With the help of Birchall Blackburn Law, which specialises in industrial disease, the family is seeking anyone who worked with Audrey at Kohen-Windsor Box Company Ltd, in Thame, between 1986 and 1988. Witnesses could hold valuable information to help the family obtain justice following their mother’s death.
Audrey worked for the company unpacking and repackaging vehicle parts. The parts included brake linings, shoes and clutches, which would have contained asbestos.
Audrey’s youngest daughter, Michelle Chittock from Abingdon, also worked as a packer for the company in 1983 at the age of 18, while her mother was there.
Michelle says: “The parts arrive on pallets to the benches in our workshop area. We would have to unpack them, repack and label up the new boxes. I remember removing the brake shoes with the linings, some would be covered in brown paper, and there would be loose dust particles. There was an awful lot of black dust.”
Despite the brake shoes and clutch pads arriving at the workshop in boxes marked ‘May Contain Asbestos’, Michelle and her mother were not given respirator protection or warned of the dangers of asbestos.
Tina Webb, Audrey’s eldest daughter from Wantage, says: “It started in May 2012 with back and chest pain. By October she was short of breath, had a persistent cough, no appetite and had lost a lot of weight. From then on mum was bedridden and needed care 24-hours-a-day up until her death in the December.
“Nothing can prepare you for being told that you mum has cancer and that there is nothing they can do. To see someone – who had the strength to raise five children and worked so hard – deteriorate in health so fast is devastating. We all miss her dearly.”

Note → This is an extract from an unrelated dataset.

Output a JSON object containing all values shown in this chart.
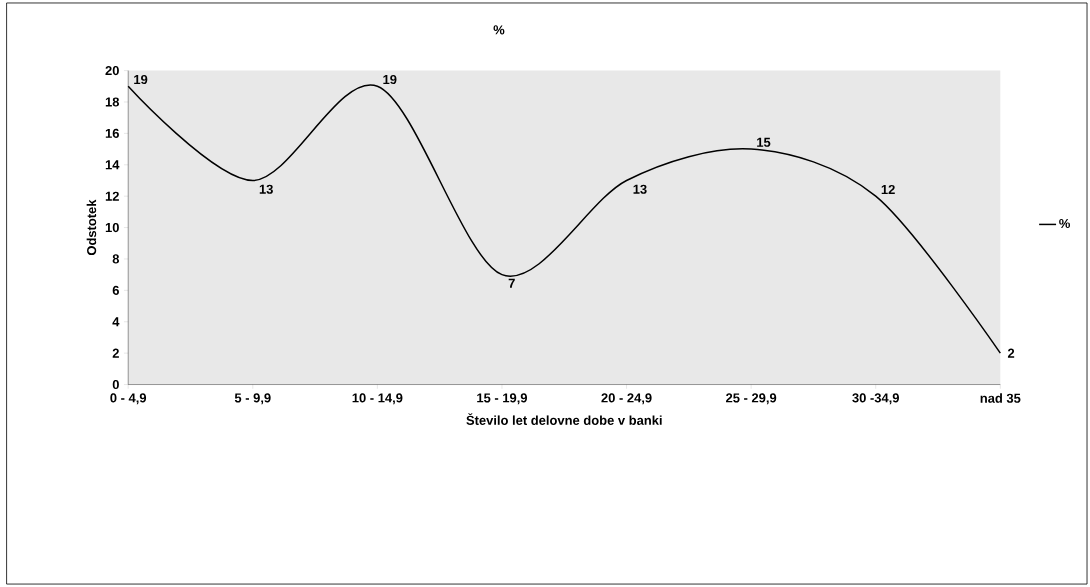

According to the Health and Safety Executive (HSE), more than 2,500 people a year die from mesothelioma in the UK. HSE figures show that nearly 350 people have died from the lung cancer between 1981 and 2011 in Oxfordshire. The Department of Work and Pensions says that eventually 53,000 people will die from mesothelioma between 2013 and 2037 in the UK.
There are limited treatments for mesothelioma because it is a relatively rare cancer and affects mostly people of retirement age, so it is often forgotten and attracts very little research funding.
Victoria Roberts, an industrial disease solicitor from Birchall Blackburn Law, which is representing the family, said: “Mesothelioma takes decades to develop, which often denies hardworking people the justice they deserve. It is a cruel and incurable lung disease that robs families of their loved ones.
“To help get Audrey and her family justice, we need to hear from former workers from Kohen-Windsor Box Co. Ltd, who might have known and worked alongside Audrey. They could have vital information about the presence of, and exposure to, the deadly dust and fibres.”